The loosely organized “hacktivist” group known as Anonymous trained its weapons on Egypt Wednesday (Jan. 26), resulting in at least three official government websites being knocked offline.
/ Source: SecurityNewsDaily

The loosely organized “hacktivist” group known as Anonymous trained its weapons on Egypt Wednesday (Jan. 26), resulting in at least three official government websites being knocked offline.

Sites belonging to Egypt’s cabinet, the Ministry of the Interior and the Ministry of Communications and Information Technology were inaccessible, most likely due to distributed denial-of-service (DDoS) attacks, as of 3 p.m. EST.
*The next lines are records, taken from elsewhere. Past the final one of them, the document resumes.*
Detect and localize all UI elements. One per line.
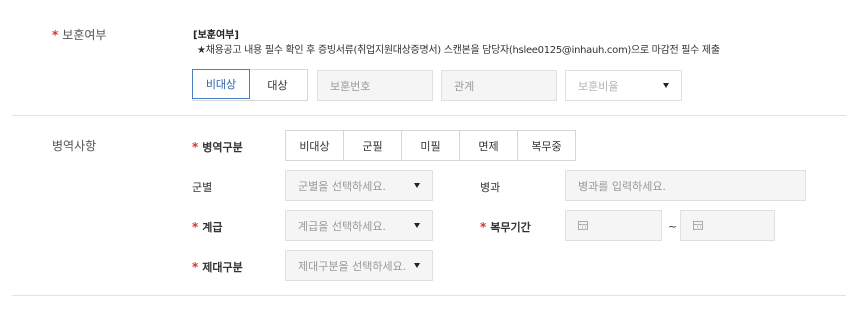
- military-type-served[interactable]: 군필: [344, 131, 402, 160]
- required-mark: *: [192, 140, 199, 154]
- section-divider: [12, 295, 846, 296]
- military-type-exempt[interactable]: 면제: [460, 131, 518, 160]
- veteran-notice-title: [보훈여부]: [193, 30, 239, 41]
- required-mark: *: [480, 220, 487, 234]
- period-separator: ~: [668, 220, 678, 233]
- chevron-down-icon: [414, 183, 420, 188]
- veteran-option-target[interactable]: 대상: [249, 70, 306, 100]
- section-divider: [12, 115, 846, 116]
- chevron-down-icon: [663, 83, 669, 88]
- service-end-date[interactable]: [680, 210, 775, 241]
- chevron-down-icon: [414, 263, 420, 268]
- calendar-icon: [578, 221, 588, 230]
- required-mark: *: [52, 28, 59, 42]
- rank-label: * 계급: [192, 220, 223, 234]
- branch-label: 군별: [192, 181, 213, 194]
- discharge-select[interactable]: 제대구분을 선택하세요.: [285, 250, 433, 281]
- discharge-label: * 제대구분: [192, 260, 243, 274]
- service-start-date[interactable]: [565, 210, 662, 241]
- calendar-icon: [693, 221, 703, 230]
- military-section-label: 병역사항: [52, 139, 97, 153]
- military-type-serving[interactable]: 복무중: [518, 131, 575, 160]
- military-type-not-served[interactable]: 미필: [402, 131, 460, 160]
- military-type-toggle: 비대상 군필 미필 면제 복무중: [285, 130, 576, 161]
- military-type-label: * 병역구분: [192, 140, 243, 154]
- service-period-label: * 복무기간: [480, 220, 531, 234]
- required-mark: *: [192, 260, 199, 274]
- specialty-input[interactable]: 병과를 입력하세요.: [565, 170, 806, 201]
- veteran-number-input[interactable]: 보훈번호: [317, 70, 433, 101]
- branch-select[interactable]: 군별을 선택하세요.: [285, 170, 433, 201]
- veteran-status-toggle: 비대상 대상: [192, 69, 308, 101]
- specialty-label: 병과: [480, 181, 501, 194]
- veteran-option-none[interactable]: 비대상: [192, 69, 250, 99]
- veteran-notice-text: ★채용공고 내용 필수 확인 후 증빙서류(취업지원대상증명서) 스캔본을 담당…: [197, 45, 720, 56]
- required-mark: *: [192, 220, 199, 234]
- military-type-none[interactable]: 비대상: [286, 131, 344, 160]
- rank-select[interactable]: 계급을 선택하세요.: [285, 210, 433, 241]
- veteran-section-label: * 보훈여부: [52, 28, 107, 42]
- veteran-relation-input[interactable]: 관계: [441, 70, 557, 101]
- chevron-down-icon: [414, 223, 420, 228]
- veteran-ratio-select[interactable]: 보훈비율: [565, 70, 682, 101]
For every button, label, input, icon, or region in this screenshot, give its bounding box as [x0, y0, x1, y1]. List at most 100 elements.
Members of Anonymous had begun to organize at attack on Egypt three days ago, according to the Web-hosting company Netcraft, but the effort picked up steam Tuesday as the authorities in Cairo blocked domestic Twitter access.

An image posted on Facebook urged interested individuals to join IRC chat rooms, where, Netcraft said, new recruits were being asked to download and install the Low-Orbit Ion Cannon (LOIC), software that makes DDoS attacks easy to stage.

Egypt saw the biggest protests in more than 30 years Tuesday as thousands of demonstrators inspired by the fall of the dictatorship in nearby Tunisia took to the streets. At least four people were reported killed in violence between police and protestors.

A DDoS attack floods a website’s servers with bogus requests for information, overwhelming the site to the point where it cannot respond to legitimate visitors. If an actual website hack resembles breaking and entering, then a DDoS attack is more like a blockade.

Previous targets of Anonymous-sponsored DDoS attacks have all somehow interfered with the free dissemination of information on the Internet, according to the group’s members.

Targets of the attacks have included the governments of Tunisia and Zimbabwe, both of which sought to suppress embarrassing revelations contained in U.S. diplomatic cables exposed by WikiLeaks, and PayPal, MasterCard and Amazon, which deactivated financial and online-storage accounts belonging to WikiLeaks.

For anyone contemplating joining the Anonymous effort against Egypt, think twice: It’s illegal to mount a DDoS attack, even against a foreign government you don’t like; the LOIC leaves traces that authorities can track back to users; and the IRC chat room is hosted on an Internet space that some security experts believe is controlled by the Russian cybermafia.